Cukup! Aku muak mendengar pertanyaannya yang sama setiap hari. Ingin sekali rasanya menghindari mama. Membebaskan telingaku dari omelan atau nasihatnya yang panjang lebar. Ku pikir mama hanya bisa mengekangku dan melarangku ini dan itu. “Nil, jangan main terlalu lama.” “Nil, jangan tidur terlalu malam.” dan berjuta “Nil, jangan…” Aku sempat berpikir mama ibarat borgol yang mengikat tanganku ke mana-mana. Hampir semua hal yang ku inginkan dilarangnya. Mama sudah merampas kebebasanku, pikirku suatu kali.
Suatu kali, sekolahku mengadakan pertemuan orang tua. Aku berjanji takkan pernah mengajaknya ke pertemuan sekolah. “Mama cuma bikin aku malu saja.” kataku padanya ketika ku serahkan surat edaran pertemuan orang tua padanya. Mama tampak sedih mendengar ucapanku. Tapi aku tak peduli. Aku lebih memilih papa untuk berangkat ke pertemuan orang tua di sekolahku. Aku malu teman-temanku mengenal sosok mamaku yang ndeso dan kuno itu. Bayangkan mau ditaruh ke mana mukaku jika teman-temanku membandingkan mamanya dengan mamaku. Aku bisa menciut seperti liliput barangkali.
Aku tak pernah mempedulikan perasaannya. Suatu kali, mama mengantarku ke sekolah untuk mengikuti perlombaan. Kebetulan aku harus berkumpul di rumah teman untuk mempersiapkan seluruh perlengkapan yang dibutuhkan. Jam masih menunjukkan pukul 04.30 WIB saat itu karena kami harus berangkat ke luar kota dengan mobil sekolah. Mama pun membawa mobilnya hingga ke depan pintu gerbang rumah temanku. “Ma, kok depan-depan banget sih?” protesku padanya. “Ga apa-apa kan? Mama pengen lihat teman-teman Daniel.” katanya polos.

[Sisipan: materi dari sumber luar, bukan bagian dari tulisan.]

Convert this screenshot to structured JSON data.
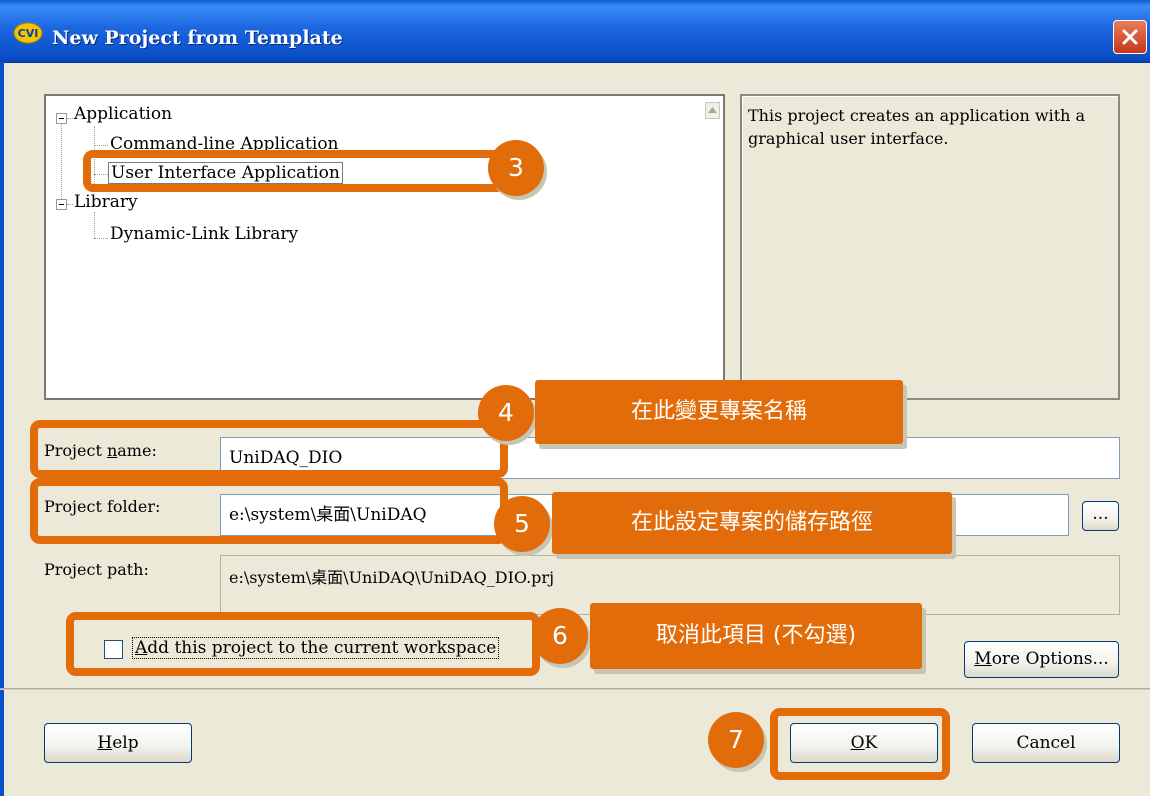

Sewaktu aku turun dari mobil, mama beranjak ingin turun menyusulku.
“Ma, udah ga usah turun. Malu sama teman-teman.” kataku padanya. Tampak ekspresi kekecewaan dan kesedihan yang amat sangat dalam di raut wajahnya. Aku pun beranjak pergi meninggalkannya dan hanya melambaikan tangan sekilas. Hatiku seolah terbuat dari baja yang tidak tahu betapa sakit hatinya mama dengan tingkah lakuku. Mama mengorbankan tidur nyenyaknya untuk mengantarkanku. Ku pikir itu semua wajar dilakukan semua orang tua di dunia, bukan?
Aku yakin semua orang berpikir aku anak paling kurang ajar dan durhaka sedunia. Parahnya lagi, aku tak pernah malu meminta tolong mama untuk membantuku ketika aku membutuhkannya. “Ma, bantuin bikinin kerajinan ini dong.” “Ma, bantuin beliin buku gambar A3.” “Ma, bantuin pijetin kepala.” Dan beribu-ribu permintaan lainnya yang ku ucapkan tanpa henti setiap hari. Mama tak pernah sekalipun menolak mentah-mentah permintaanku. Mama berusaha memenuhi semua keperluanku setiap saat.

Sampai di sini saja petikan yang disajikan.